Defence secretary Ben Wallace says vaccination programme will be protected at all costs
The defence secretary, Ben Wallace, has said the government will protect its vaccination programme at all costs, as speculation grows that strict restrictions on foreign travel could continue into the summer.
With cases rising in several EU countries and the South African variant becoming more prevalent in France, some experts have cautioned against lifting the holiday ban.
Mike Tildesley, a member of the Spi-M modelling group, which feeds into the government’s Scientific Advisory Group for Emergencies (salie), gesê het continental holidays this summer currently appear extremely unlikely.
Asked about the prospects for travel, Wallace said: “We can’t be deaf and blind to what’s going on outside the United Kingdom. If you look in Europe, and the increases in infections, we can’t put at risk the huge amount of risk, by the taxpayer, by the NHS, by our scientists, in developing this vaccine.

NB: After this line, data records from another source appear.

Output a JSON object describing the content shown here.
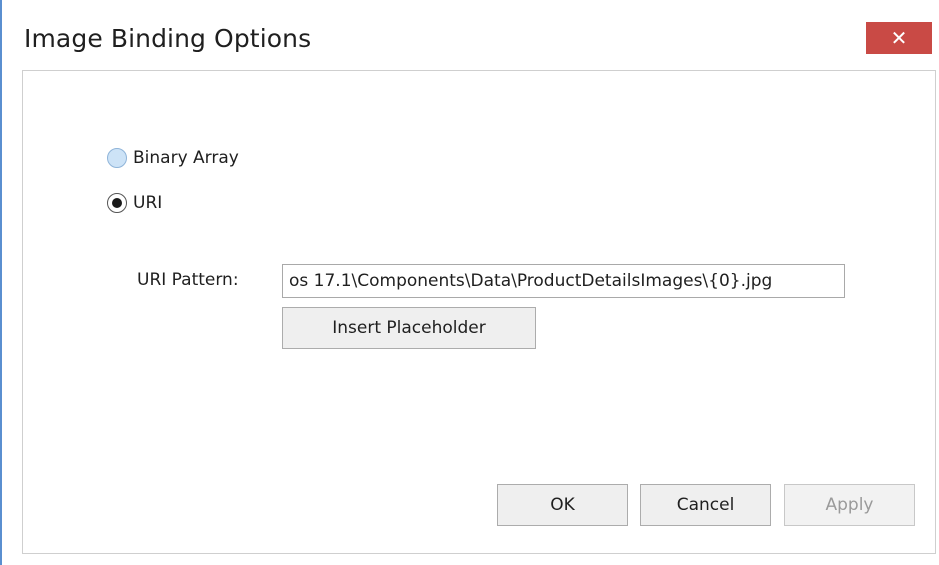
{
  "window": {
    "title": "Image Binding Options",
    "close_glyph": "✕"
  },
  "binding": {
    "options": [
      {
        "label": "Binary Array",
        "selected": false
      },
      {
        "label": "URI",
        "selected": true
      }
    ]
  },
  "uri": {
    "label": "URI Pattern:",
    "value": "os 17.1\\Components\\Data\\ProductDetailsImages\\{0}.jpg",
    "insert_label": "Insert Placeholder"
  },
  "footer": {
    "ok_label": "OK",
    "cancel_label": "Cancel",
    "apply_label": "Apply",
    "apply_enabled": false
  },
  "colors": {
    "close_button": "#c94a45",
    "window_border": "#5a8fd0"
  }
}
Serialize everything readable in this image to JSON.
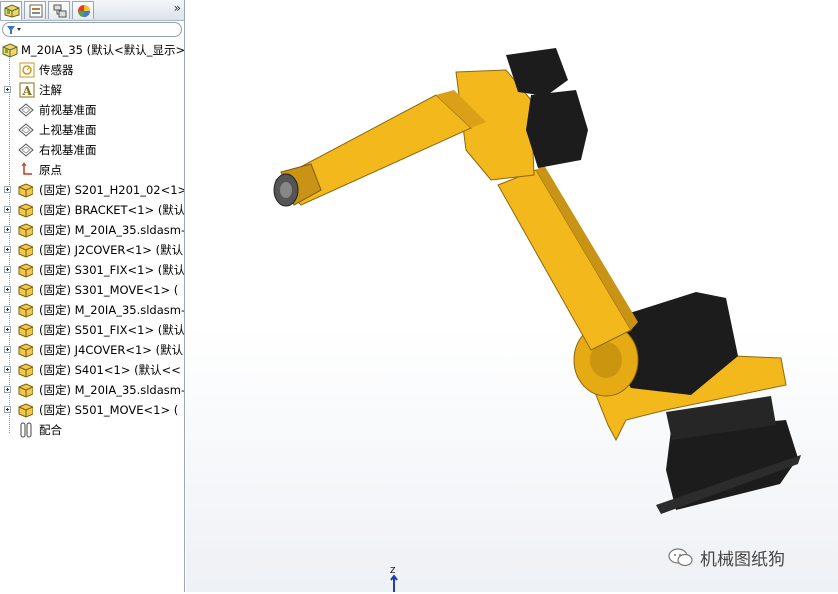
{
  "feature_tree": {
    "root": "M_20IA_35  (默认<默认_显示>",
    "items": [
      {
        "label": "传感器",
        "type": "sensor"
      },
      {
        "label": "注解",
        "type": "annotation"
      },
      {
        "label": "前视基准面",
        "type": "plane"
      },
      {
        "label": "上视基准面",
        "type": "plane"
      },
      {
        "label": "右视基准面",
        "type": "plane"
      },
      {
        "label": "原点",
        "type": "origin"
      },
      {
        "label": "(固定) S201_H201_02<1>",
        "type": "part"
      },
      {
        "label": "(固定) BRACKET<1> (默认",
        "type": "part"
      },
      {
        "label": "(固定) M_20IA_35.sldasm-",
        "type": "part"
      },
      {
        "label": "(固定) J2COVER<1> (默认",
        "type": "part"
      },
      {
        "label": "(固定) S301_FIX<1> (默认",
        "type": "part"
      },
      {
        "label": "(固定) S301_MOVE<1> (",
        "type": "part"
      },
      {
        "label": "(固定) M_20IA_35.sldasm-",
        "type": "part"
      },
      {
        "label": "(固定) S501_FIX<1> (默认",
        "type": "part"
      },
      {
        "label": "(固定) J4COVER<1> (默认",
        "type": "part"
      },
      {
        "label": "(固定) S401<1> (默认<<",
        "type": "part"
      },
      {
        "label": "(固定) M_20IA_35.sldasm-",
        "type": "part"
      },
      {
        "label": "(固定) S501_MOVE<1> (",
        "type": "part"
      },
      {
        "label": "配合",
        "type": "mates"
      }
    ]
  },
  "toolbar": {
    "more_label": "»"
  },
  "viewport": {
    "triad_label": "Z"
  },
  "watermark": {
    "text": "机械图纸狗"
  },
  "colors": {
    "robot_yellow": "#f2b81c",
    "robot_black": "#1c1c1c",
    "panel_border": "#9aa7b8"
  }
}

“And if we were to be reckless in any way, and important new variants that put it at risk, then what would people say about that?”Het hy op Sky News aan Sophy Ridge gesê. “We’ve got good direction of travel, we’re getting there, and I think we need to make sure we preserve that at all costs.”
Under the government’s roadmap for exiting lockdown the current travel restrictions will remain in place until at least 17 Mei. The Department for Transport has set up a “global travel taskforce” to examine how holidays and other travel could be facilitated.

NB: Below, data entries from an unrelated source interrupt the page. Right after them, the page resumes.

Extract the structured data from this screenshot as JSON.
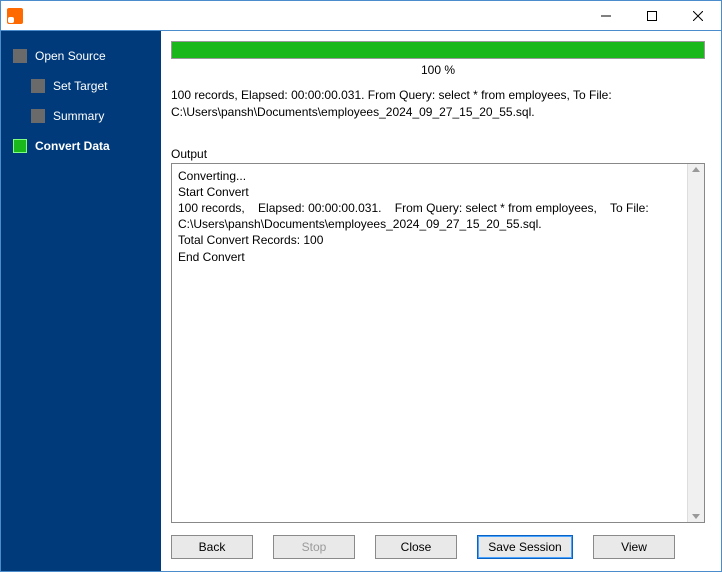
{
  "sidebar": {
    "items": [
      {
        "label": "Open Source"
      },
      {
        "label": "Set Target"
      },
      {
        "label": "Summary"
      },
      {
        "label": "Convert Data"
      }
    ]
  },
  "progress": {
    "percent_label": "100 %"
  },
  "summary": {
    "line1": "100 records,    Elapsed: 00:00:00.031.    From Query: select * from employees,    To File:",
    "line2": "C:\\Users\\pansh\\Documents\\employees_2024_09_27_15_20_55.sql."
  },
  "output": {
    "label": "Output",
    "text": "Converting...\nStart Convert\n100 records,    Elapsed: 00:00:00.031.    From Query: select * from employees,    To File: C:\\Users\\pansh\\Documents\\employees_2024_09_27_15_20_55.sql.\nTotal Convert Records: 100\nEnd Convert"
  },
  "buttons": {
    "back": "Back",
    "stop": "Stop",
    "close": "Close",
    "save_session": "Save Session",
    "view": "View"
  }
}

The Cabinet Office is conducting a separate review into whether some form of Covid certificate could allow travellers to show that they have been vaccinated or have received a recent negative test result.
The shadow foreign secretary, Lisa Nandy, underlined the need for the government to be careful.
“We’re all desperate to go on holiday, but we’ve got to proceed with caution. We can’t allow the good work that’s been done by the vaccine rollout to be unravelled by unlocking too quickly, or by failing to secure our borders,” she said on the BBC’s Andrew Marr Show. “We’ve seen problems with that in the past.”
Nandy also said she would not be booking an overseas holiday.
With the EU’s vaccination plan foundering, Wallace also warned the European commission against banning the export of vaccines when the bloc’s leaders meet later this week.
“The world is watching what happens," hy het gesê, and cautioned against trying to unpick commercial contracts the UK government had made with EU drugmakers.
The European commissioner Mairead McGuinness declined to rule out an export ban on Sunday. Appearing on the Andrew Marr Show, she stressed the need for a calm approach and lamented what she called the “AstraZeneca saga”.
“It’s hugely disappointing, and European citizens are growing angry and upset at the fact that the vaccine rollout has not happened as rapidly as we had anticipated," sy het gese. “Both the EU and the UK have contracts with AstraZeneca. My understanding is that the company is supplying the UK but not the European Union.
“I think this is just about openness and transparency and addressing citizens’ concerns. It’s about nothing else," sy het gese.